A crippling pain corrupted her soul as she lay sulking in her own sadness. She knew that she had power over her own emotions, and that it was up to her to piece her life back together, but she didn’t want to. She didn’t want to go on without her family. She had been through too much. The death of her mother, the rape she endured as a child, the hard-knock hustle she had used to survive on the streets, the death of Mona—it was all overwhelming, and losing Sky and Indie was the straw that broke the camel’s back. No one could survive so many hard times. Life had beaten her to the point where she could no longer conceal the bruises it left behind.
Scarred, she knew what she had to do. She ran a hot bubble bath in her porcelain claw foot tub and immersed her body. It was so hot that she could barely stand it, and steam rose into the air, but once she adjusted to the temperature, the warmth was like tiny hands rubbing her tense body, melting her worries away. It was inviting, convincing, and soothing. The feeling of euphoria it brought over her was enough to take her fears away. Suddenly, her future seemed perfectly clear—her destiny, inevitable.
She reached to the side of the tub and grabbed Indie’s old school barber’s razor. She was in a daze, as if someone else were pushing the buttons and causing her to move. She didn’t even feel the sting of the blade as she ran it vertically down her wrists, slicing her flesh in half. She submerged her entire body in the water. Only her nose and eyes peeked above the bath as her blood spilled out, tinting the water rose red.
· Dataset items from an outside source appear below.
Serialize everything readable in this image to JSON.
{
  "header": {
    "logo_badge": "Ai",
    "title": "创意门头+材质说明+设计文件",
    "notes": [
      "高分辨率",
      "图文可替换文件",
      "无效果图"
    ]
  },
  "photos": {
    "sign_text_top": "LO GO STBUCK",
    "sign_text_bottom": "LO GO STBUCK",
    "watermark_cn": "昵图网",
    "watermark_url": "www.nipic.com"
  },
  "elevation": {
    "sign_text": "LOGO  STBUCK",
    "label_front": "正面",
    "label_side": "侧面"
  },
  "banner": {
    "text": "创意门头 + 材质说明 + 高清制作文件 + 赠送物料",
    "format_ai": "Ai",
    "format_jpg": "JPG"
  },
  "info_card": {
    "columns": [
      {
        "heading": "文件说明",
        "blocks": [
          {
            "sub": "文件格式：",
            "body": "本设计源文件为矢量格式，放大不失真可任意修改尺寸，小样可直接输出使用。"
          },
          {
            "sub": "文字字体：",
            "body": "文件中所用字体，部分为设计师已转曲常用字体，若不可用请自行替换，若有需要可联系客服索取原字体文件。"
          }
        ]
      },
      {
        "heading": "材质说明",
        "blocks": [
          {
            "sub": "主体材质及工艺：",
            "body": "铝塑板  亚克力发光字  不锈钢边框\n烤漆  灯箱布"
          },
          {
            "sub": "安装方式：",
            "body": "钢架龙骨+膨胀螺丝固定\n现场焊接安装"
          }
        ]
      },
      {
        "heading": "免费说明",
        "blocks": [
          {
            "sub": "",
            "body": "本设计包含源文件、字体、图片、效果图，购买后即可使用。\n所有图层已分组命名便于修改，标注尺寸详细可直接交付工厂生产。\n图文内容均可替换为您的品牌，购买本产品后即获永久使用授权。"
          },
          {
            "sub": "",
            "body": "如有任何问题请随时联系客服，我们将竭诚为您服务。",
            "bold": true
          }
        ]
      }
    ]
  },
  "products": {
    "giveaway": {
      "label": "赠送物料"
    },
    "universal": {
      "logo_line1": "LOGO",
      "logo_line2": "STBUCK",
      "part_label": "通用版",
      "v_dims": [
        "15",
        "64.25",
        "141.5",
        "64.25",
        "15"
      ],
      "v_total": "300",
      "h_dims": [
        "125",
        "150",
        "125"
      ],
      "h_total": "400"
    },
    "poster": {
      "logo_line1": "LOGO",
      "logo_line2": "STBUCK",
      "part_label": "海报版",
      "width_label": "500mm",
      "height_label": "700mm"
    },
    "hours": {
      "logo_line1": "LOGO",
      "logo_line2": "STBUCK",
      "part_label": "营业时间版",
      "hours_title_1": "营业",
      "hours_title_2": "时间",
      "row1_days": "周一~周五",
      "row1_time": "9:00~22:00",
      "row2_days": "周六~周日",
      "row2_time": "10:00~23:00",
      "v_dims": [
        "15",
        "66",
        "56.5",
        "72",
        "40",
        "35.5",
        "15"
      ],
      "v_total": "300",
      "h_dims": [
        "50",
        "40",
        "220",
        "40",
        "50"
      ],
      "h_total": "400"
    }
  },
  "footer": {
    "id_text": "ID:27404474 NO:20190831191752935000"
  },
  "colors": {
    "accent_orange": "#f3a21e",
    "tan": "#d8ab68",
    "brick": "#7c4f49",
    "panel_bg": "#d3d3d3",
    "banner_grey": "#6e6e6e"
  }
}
Memories of her life flashed before her eyes. The blood flowing from her wrists felt serene, and a peaceful calm took over her. The throbbing of her wrist was an indication of redemption for her. All of the wrong she had done in her life and all of the trespasses that had been committed against her no longer mattered. This was her moment of clarity, and as she slipped away, she could feel God’s embrace. She was going to meet her maker and to be with the loved ones she had lost. She had made the choice. This world no longer had anything here for her.
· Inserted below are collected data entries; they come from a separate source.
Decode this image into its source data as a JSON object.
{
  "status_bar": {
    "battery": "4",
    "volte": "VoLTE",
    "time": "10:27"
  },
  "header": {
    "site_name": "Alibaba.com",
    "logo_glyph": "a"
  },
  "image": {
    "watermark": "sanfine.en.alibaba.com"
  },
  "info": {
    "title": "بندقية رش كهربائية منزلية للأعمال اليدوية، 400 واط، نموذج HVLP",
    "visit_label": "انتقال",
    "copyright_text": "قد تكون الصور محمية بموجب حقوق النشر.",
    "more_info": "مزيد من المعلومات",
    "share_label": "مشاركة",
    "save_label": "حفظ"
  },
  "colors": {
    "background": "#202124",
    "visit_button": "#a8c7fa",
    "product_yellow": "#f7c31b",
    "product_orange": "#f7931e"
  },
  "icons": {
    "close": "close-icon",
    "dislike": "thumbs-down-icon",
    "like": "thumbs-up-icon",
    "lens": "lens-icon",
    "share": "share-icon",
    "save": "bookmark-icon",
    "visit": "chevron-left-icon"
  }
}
As her eyelids grew heavy, she saw her mother’s smiling face and Mona’s inviting grin, and she heard Skylar’s innocent coos. She no longer feared death; she welcomed it. It was her only escape, an ugly end to a beautiful life. Too many things had led to the destruction of YaYa. She was tired of losing and having no control over her own life. Committing suicide, in an odd way, was self-empowering. If she was going to be taken out of the game, it was going to be on her own terms, in her own way.